Stop focusing on warts and all
There is a depressing tendency these days to believe that the only interesting thing about other people is their vices, eccentricities and infirmities. Ken Russell began it by showing Tchaikovsky's failure to consummate his marriage in The Music Lovers. Since then Amadeus has told us that Mozart was foul-mouthed and Shakespeare In Love that the bard only wrote well when he had the hots for Gwyneth Paltrow.

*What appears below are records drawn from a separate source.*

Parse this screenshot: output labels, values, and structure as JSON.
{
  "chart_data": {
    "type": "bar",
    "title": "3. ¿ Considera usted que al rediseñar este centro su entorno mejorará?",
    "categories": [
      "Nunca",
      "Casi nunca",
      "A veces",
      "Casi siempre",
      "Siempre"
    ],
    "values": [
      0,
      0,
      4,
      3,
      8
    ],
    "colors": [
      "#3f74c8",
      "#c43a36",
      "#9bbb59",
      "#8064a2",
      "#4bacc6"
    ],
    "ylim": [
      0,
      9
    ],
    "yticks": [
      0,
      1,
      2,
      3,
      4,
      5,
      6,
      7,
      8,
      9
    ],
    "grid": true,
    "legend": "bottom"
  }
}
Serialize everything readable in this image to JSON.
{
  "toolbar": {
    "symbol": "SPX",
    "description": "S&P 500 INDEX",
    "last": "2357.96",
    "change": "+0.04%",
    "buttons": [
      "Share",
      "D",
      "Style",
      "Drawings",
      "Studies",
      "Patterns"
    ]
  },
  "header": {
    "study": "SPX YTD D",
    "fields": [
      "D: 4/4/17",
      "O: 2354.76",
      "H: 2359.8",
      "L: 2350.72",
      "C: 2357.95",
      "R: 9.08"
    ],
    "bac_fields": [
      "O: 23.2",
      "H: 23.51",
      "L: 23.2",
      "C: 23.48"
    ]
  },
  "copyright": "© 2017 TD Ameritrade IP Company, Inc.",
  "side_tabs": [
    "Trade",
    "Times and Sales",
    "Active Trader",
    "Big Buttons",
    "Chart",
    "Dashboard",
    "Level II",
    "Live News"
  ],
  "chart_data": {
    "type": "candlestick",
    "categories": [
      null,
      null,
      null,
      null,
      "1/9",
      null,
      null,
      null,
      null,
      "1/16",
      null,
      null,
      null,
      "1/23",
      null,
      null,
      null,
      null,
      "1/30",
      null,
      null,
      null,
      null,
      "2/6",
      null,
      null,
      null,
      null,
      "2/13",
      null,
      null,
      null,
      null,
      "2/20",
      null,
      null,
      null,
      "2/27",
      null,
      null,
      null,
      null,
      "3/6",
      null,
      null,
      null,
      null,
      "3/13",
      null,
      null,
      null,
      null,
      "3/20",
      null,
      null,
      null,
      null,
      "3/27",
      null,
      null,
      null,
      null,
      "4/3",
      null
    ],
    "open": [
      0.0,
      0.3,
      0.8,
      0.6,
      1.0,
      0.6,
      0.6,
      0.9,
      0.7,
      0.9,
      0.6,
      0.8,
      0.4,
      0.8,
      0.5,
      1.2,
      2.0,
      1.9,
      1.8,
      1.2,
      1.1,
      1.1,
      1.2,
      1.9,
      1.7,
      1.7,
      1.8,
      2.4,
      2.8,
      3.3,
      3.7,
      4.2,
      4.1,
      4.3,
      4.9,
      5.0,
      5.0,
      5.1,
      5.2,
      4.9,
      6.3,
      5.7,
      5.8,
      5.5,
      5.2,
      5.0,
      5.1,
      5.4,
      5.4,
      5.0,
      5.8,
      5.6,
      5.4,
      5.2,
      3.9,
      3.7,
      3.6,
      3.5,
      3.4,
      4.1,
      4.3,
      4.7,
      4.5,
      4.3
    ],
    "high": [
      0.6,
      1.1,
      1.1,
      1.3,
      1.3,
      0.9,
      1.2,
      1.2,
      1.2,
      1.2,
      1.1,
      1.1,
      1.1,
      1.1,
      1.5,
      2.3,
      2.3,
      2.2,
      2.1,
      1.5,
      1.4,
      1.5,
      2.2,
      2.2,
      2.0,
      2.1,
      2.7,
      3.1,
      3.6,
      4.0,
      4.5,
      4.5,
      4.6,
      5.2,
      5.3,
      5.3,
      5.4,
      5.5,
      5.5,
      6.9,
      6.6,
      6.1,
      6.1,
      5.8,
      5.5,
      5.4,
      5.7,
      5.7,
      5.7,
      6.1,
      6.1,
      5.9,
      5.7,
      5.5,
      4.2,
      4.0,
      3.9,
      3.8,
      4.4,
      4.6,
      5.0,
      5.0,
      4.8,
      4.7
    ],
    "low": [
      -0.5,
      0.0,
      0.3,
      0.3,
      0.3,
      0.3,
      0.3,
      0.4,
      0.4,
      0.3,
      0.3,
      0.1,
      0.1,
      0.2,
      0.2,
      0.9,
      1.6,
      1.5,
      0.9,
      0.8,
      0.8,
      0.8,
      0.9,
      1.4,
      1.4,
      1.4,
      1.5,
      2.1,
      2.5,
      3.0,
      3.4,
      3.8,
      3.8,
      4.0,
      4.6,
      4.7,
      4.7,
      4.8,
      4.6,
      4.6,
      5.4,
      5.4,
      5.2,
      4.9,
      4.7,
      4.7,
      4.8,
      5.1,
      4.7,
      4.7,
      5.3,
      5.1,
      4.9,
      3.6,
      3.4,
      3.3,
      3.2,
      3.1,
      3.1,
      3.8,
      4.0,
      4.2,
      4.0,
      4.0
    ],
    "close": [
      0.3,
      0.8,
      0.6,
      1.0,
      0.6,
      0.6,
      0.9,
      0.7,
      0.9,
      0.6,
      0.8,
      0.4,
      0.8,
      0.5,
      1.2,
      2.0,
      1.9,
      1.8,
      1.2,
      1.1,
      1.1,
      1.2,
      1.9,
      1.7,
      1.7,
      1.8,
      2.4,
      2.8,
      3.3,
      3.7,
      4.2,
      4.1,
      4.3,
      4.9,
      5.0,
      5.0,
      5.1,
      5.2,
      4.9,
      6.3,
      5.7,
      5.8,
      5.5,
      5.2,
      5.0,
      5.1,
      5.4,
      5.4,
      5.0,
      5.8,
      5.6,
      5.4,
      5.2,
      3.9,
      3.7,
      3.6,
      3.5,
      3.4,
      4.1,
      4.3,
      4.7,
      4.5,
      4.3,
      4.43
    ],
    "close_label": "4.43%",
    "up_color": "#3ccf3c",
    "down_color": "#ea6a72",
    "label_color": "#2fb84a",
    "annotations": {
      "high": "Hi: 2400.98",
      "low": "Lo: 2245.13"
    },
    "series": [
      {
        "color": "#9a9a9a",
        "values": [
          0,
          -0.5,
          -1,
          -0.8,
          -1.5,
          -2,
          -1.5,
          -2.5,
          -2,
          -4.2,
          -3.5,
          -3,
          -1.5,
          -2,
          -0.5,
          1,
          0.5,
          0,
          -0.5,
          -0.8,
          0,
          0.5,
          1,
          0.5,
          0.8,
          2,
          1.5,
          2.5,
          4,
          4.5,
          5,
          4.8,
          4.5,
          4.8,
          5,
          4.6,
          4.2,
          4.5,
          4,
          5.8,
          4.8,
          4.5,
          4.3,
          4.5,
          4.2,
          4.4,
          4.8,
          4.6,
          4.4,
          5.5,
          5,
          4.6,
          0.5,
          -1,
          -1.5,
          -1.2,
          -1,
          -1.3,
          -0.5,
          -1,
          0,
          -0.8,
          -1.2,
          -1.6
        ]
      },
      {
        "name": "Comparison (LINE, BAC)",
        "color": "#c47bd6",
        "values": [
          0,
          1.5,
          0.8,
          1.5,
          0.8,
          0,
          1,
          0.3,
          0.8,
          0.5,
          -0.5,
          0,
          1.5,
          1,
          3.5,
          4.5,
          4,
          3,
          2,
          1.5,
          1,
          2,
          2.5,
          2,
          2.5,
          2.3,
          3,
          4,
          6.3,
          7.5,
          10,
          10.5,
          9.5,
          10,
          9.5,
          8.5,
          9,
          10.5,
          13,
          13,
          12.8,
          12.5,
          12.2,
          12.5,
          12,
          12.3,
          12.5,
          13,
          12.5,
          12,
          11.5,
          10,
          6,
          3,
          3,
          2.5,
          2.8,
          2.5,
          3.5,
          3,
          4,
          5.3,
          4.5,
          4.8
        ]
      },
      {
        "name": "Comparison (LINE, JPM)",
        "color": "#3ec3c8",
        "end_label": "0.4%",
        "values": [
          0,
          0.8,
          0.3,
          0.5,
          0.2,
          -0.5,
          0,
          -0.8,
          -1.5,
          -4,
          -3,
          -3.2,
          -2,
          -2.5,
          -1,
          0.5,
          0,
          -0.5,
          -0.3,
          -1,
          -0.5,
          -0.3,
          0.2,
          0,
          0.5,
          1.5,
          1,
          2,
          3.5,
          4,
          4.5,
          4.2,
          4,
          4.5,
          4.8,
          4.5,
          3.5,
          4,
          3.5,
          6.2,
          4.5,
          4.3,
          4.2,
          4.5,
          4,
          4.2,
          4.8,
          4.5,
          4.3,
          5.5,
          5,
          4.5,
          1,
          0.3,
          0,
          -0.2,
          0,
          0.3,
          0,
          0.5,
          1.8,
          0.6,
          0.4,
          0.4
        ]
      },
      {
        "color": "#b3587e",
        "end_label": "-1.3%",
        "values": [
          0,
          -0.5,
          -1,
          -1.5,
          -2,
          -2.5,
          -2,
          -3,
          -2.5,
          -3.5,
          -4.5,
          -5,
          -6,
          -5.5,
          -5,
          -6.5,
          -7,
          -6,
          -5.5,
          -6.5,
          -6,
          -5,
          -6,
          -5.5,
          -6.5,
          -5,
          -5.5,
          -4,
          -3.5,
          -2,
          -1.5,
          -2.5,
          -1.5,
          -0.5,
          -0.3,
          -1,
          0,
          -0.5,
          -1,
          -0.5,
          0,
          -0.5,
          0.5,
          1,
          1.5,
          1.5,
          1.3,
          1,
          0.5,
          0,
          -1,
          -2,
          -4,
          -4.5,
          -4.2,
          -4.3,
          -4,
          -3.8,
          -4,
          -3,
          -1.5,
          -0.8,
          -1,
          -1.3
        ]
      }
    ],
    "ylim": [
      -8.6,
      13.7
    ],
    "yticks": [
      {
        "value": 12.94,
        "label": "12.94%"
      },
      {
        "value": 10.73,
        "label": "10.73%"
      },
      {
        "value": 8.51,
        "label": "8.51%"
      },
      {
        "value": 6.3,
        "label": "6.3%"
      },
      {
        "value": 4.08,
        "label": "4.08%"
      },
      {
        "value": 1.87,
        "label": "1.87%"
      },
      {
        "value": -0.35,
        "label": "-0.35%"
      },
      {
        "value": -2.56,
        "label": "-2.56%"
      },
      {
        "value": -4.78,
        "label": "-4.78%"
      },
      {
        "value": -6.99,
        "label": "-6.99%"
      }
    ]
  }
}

Drama seems to have become obsessed with showing the boil on humanity's bottom. There was a time whn you couldn't watch a play on TV without the obligatory conversation in a urinal (in fact one head of BBC Drama eventually banned urinal chats, not because they were ground-breaking but because they'd become bog-standard). As for sex, Andrew Davies in Pride and Prejudice completed what Ken Russell had begun by inserting a scene that showed how Mr Darcy stripped off and swam in the lake. Then came the professions with Cardiac Arrest showing us how doctors are ordinary mortals who swear, smoke and have sex. No one who has ever spent the evening with a medic was shocked by this news but, never mind, a fashion was set. Last year we saw lawyers swearing, smoking and having sex in North Square and now teachers are excited (so we're told) to be getting the same treatment on Channel 4. I can't think why. The fact that we all have appetites and inadequacies is mind-numbingly self-evident.
What makes teachers interesting and unique is the monumental task they undertake, not the boil on the bum.